What happens now that former Arizona assistant coach Emanuel “Book” Richardson, a longtime aide of coach Sean Miller, agreed to a plea deal Monday with federal prosecutors in the fraud case involving college basketball?
According to various reports, including Yahoo! Sports, Arizona and Miller can breath easier that Richardson will not get on the stand with potentially incriminating testimony.
However, any cooperation Richardson provides to federal prosecutors could be investigated by the NCAA. Yahoo! Sports reported that the NCAA has begun investigating allegations that have come from the federal case.
An ESPN report last February alleged that that FBI wiretaps show Miller discussed a $100,000 payment with agent runner Christian Dawkins for former player Deandre Ayton during the recruitment process.
Miller has denied committing infractions, and the Arizona administration and the state’s Board of Regents have supported him to this point.
Richardson pleaded guilty to one count of federal funds bribery. The sentencing ranges from 18-24 months. Before the plea, he was facing the potential for up to 60 years in prison. His sentence will be determined by Judge Edgardo Ramos in the Southern District of New York.
Richardson was accused of taking approximately $20,000 in bribes from Dawkins in exchange for trying to sway Arizona players to sign with Dawkins-affiliated agents and financial planners.
Another possible concern for Miller and Arizona is that Dawkins reportedly does not want to plead guilty or cooperate with federal prosecutors, according to his lawyer Steve Haney.
Dawkins and Adidas executives James Gatto and Merl Code were convicted in October and their sentencing is scheduled March 5. Dawkins and Code are set to stand trial in April as defendants in another federal criminal case.

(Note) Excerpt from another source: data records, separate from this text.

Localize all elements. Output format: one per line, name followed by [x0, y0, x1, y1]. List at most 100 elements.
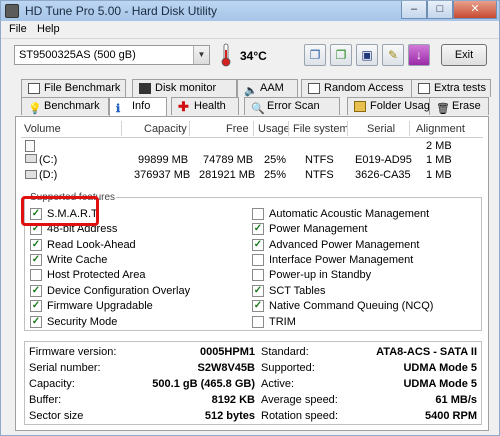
checkbox[interactable]: ✓ — [252, 239, 264, 251]
column-header: Volume — [24, 123, 61, 135]
column-header: Free — [226, 123, 249, 135]
minimize-button[interactable]: – — [401, 1, 427, 19]
info-value: 8192 KB — [211, 394, 255, 406]
feature-automatic-acoustic-management[interactable]: Automatic Acoustic Management — [252, 208, 429, 222]
save-button[interactable]: ❐ — [330, 44, 352, 66]
feature-ncq[interactable]: ✓ Native Command Queuing (NCQ) — [252, 300, 433, 314]
drive-select-value: ST9500325AS (500 gB) — [19, 49, 136, 61]
feature-trim[interactable]: TRIM — [252, 316, 296, 330]
feature-write-cache[interactable]: ✓ Write Cache — [30, 254, 107, 268]
feature-firmware-upgradable[interactable]: ✓ Firmware Upgradable — [30, 300, 153, 314]
chevron-down-icon[interactable]: ▼ — [193, 46, 209, 64]
tab-label: Info — [132, 100, 151, 112]
free-cell: 74789 MB — [203, 154, 254, 166]
checkbox[interactable]: ✓ — [252, 285, 264, 297]
random-access-icon — [308, 83, 320, 94]
tab-label: Folder Usage — [370, 100, 437, 112]
tab-file-benchmark[interactable]: File Benchmark — [21, 79, 126, 97]
checkbox[interactable] — [252, 254, 264, 266]
feature-advanced-power-management[interactable]: ✓ Advanced Power Management — [252, 239, 419, 253]
info-label: Active: — [261, 378, 295, 390]
disk-save-button[interactable]: ▣ — [356, 44, 378, 66]
close-button[interactable]: ✕ — [453, 1, 497, 19]
save-icon: ❐ — [335, 48, 347, 62]
info-value: S2W8V45B — [197, 362, 255, 374]
usage-cell: 25% — [264, 169, 287, 181]
exit-button[interactable]: Exit — [441, 44, 487, 66]
info-label: Supported: — [261, 362, 315, 374]
info-label: Rotation speed: — [261, 410, 339, 422]
checkbox[interactable]: ✓ — [30, 300, 42, 312]
info-value: 512 bytes — [204, 410, 255, 422]
tab-label: Disk monitor — [155, 82, 217, 94]
drive-icon — [25, 154, 37, 163]
column-header: Serial — [367, 123, 396, 135]
checkbox[interactable] — [252, 316, 264, 328]
copy-button[interactable]: ❐ — [304, 44, 326, 66]
checkbox[interactable]: ✓ — [30, 285, 42, 297]
checkbox[interactable] — [252, 269, 264, 281]
column-header: Capacity — [144, 123, 187, 135]
error-scan-icon: 🔍 — [251, 103, 265, 115]
column-header: File system — [293, 123, 349, 135]
info-label: Buffer: — [29, 394, 62, 406]
alignment-cell: 2 MB — [426, 140, 452, 152]
feature-power-management[interactable]: ✓ Power Management — [252, 223, 367, 237]
info-label: Sector size — [29, 410, 84, 422]
info-label: Firmware version: — [29, 346, 117, 358]
feature-device-configuration-overlay[interactable]: ✓ Device Configuration Overlay — [30, 285, 190, 299]
tab-benchmark[interactable]: 💡 Benchmark — [21, 97, 109, 115]
menu-help[interactable]: Help — [37, 23, 60, 35]
checkbox[interactable]: ✓ — [252, 300, 264, 312]
serial-cell: 3626-CA35 — [355, 169, 411, 181]
tab-aam[interactable]: 🔈 AAM — [237, 79, 298, 97]
feature-read-look-ahead[interactable]: ✓ Read Look-Ahead — [30, 239, 136, 253]
checkbox[interactable]: ✓ — [30, 316, 42, 328]
menu-file[interactable]: File — [9, 23, 27, 35]
options-button[interactable]: ✎ — [382, 44, 404, 66]
tab-error-scan[interactable]: 🔍 Error Scan — [244, 97, 340, 115]
feature-security-mode[interactable]: ✓ Security Mode — [30, 316, 117, 330]
checkbox[interactable] — [30, 269, 42, 281]
tab-disk-monitor[interactable]: Disk monitor — [132, 79, 237, 97]
feature-power-up-in-standby[interactable]: Power-up in Standby — [252, 269, 371, 283]
capacity-cell: 376937 MB — [134, 169, 191, 181]
checkbox[interactable] — [252, 208, 264, 220]
tab-random-access[interactable]: Random Access — [301, 79, 413, 97]
toolbar: ST9500325AS (500 gB) ▼ 34°C ❐ ❐ ▣ ✎ ↓ Ex… — [1, 39, 499, 73]
info-panel: Volume Capacity Free Usage File system S… — [15, 116, 489, 431]
copy-icon: ❐ — [309, 48, 321, 62]
column-header: Usage — [258, 123, 290, 135]
drive-icon — [25, 170, 37, 179]
thermometer-icon — [221, 43, 231, 67]
tab-info[interactable]: ℹ Info — [109, 97, 167, 116]
tab-erase[interactable]: 🗑 Erase — [429, 97, 489, 115]
tab-label: AAM — [260, 82, 284, 94]
options-icon: ✎ — [387, 48, 399, 62]
volume-cell: (C:) — [39, 154, 58, 166]
disk-monitor-icon — [139, 83, 151, 94]
checkbox[interactable]: ✓ — [30, 239, 42, 251]
tab-label: Erase — [452, 100, 481, 112]
volume-cell: (D:) — [39, 169, 58, 181]
app-window: HD Tune Pro 5.00 - Hard Disk Utility – □… — [0, 0, 500, 436]
volume-table-header: Volume Capacity Free Usage File system S… — [21, 120, 483, 138]
feature-host-protected-area[interactable]: Host Protected Area — [30, 269, 145, 283]
checkbox[interactable]: ✓ — [30, 254, 42, 266]
health-icon: ✚ — [178, 99, 189, 114]
alignment-cell: 1 MB — [426, 169, 452, 181]
download-button[interactable]: ↓ — [408, 44, 430, 66]
tab-health[interactable]: ✚ Health — [171, 97, 239, 115]
info-value: 5400 RPM — [425, 410, 477, 422]
menu-bar: File Help — [1, 21, 499, 39]
download-icon: ↓ — [416, 48, 422, 62]
feature-sct-tables[interactable]: ✓ SCT Tables — [252, 285, 325, 299]
maximize-button[interactable]: □ — [427, 1, 453, 19]
feature-interface-power-management[interactable]: Interface Power Management — [252, 254, 413, 268]
checkbox[interactable]: ✓ — [252, 223, 264, 235]
drive-select[interactable]: ST9500325AS (500 gB) ▼ — [14, 45, 210, 65]
info-value: ATA8-ACS - SATA II — [376, 346, 477, 358]
tab-extra-tests[interactable]: Extra tests — [411, 79, 491, 97]
info-value: 61 MB/s — [435, 394, 477, 406]
info-value: 500.1 gB (465.8 GB) — [152, 378, 255, 390]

Richardson, former Oklahoma State assistant Lamont Evans and former USC assistant Tony Bland were scheduled for that trial. The guilty pleas of Richardson and Bland remove them from that case. Evans has yet to make a plea deal.
Former Auburn assistant Chuck Person also has yet to agree to a plea deal. Person is scheduled for trial next month.
The cases are a result of a three-year FBI investigation into college basketball’s pay-for-play schemes to influence potential high-level high school recruits to attend a university with the plan the prospect will sign with the paying agent when the player advances to the NBA.
Citing evidence obtained from the federal trial last October, ESPN reported that Dawkins wrote an e-mail that detailed a plan to pay former Arizona player Rawle Alkins and his family a total of $50,000 while he was playing for the Wildcats last season.
The question now will be how hard the head coaches (i.e. Sean Miller and Andy Enfield) get hit for having assistants plead guilty. Head coaches accountable for assistants actions nowadays.
— Jeff Goodman (@GoodmanHoops) January 7, 2019
In Dawkins’ reported email to agent partner Munish Sood, he mentioned he planned to pay Alkins $2,500 a month from September 2017 through April 2018, plus another $30,000 in travel expenses for Alkins’ family.
ESPN also reported that Dawkins wrote he wanted to give Alkins’ cousin, Rodney Labossiere, a share of his new sports management business.
The ESPN report stated other allegations involving Arizona from the complaint and federal trial in October.
Those included Brian Bowen Sr., the father of prospect Brian Bowen, testifying that he was told by Dawkins that former Arizona associate head coach Joe Pasternack offered $50,000 for his son to play for the Wildcats. Also, Adidas reps allegedly were offered $150,000 from Arizona for potential recruit Nassir Little.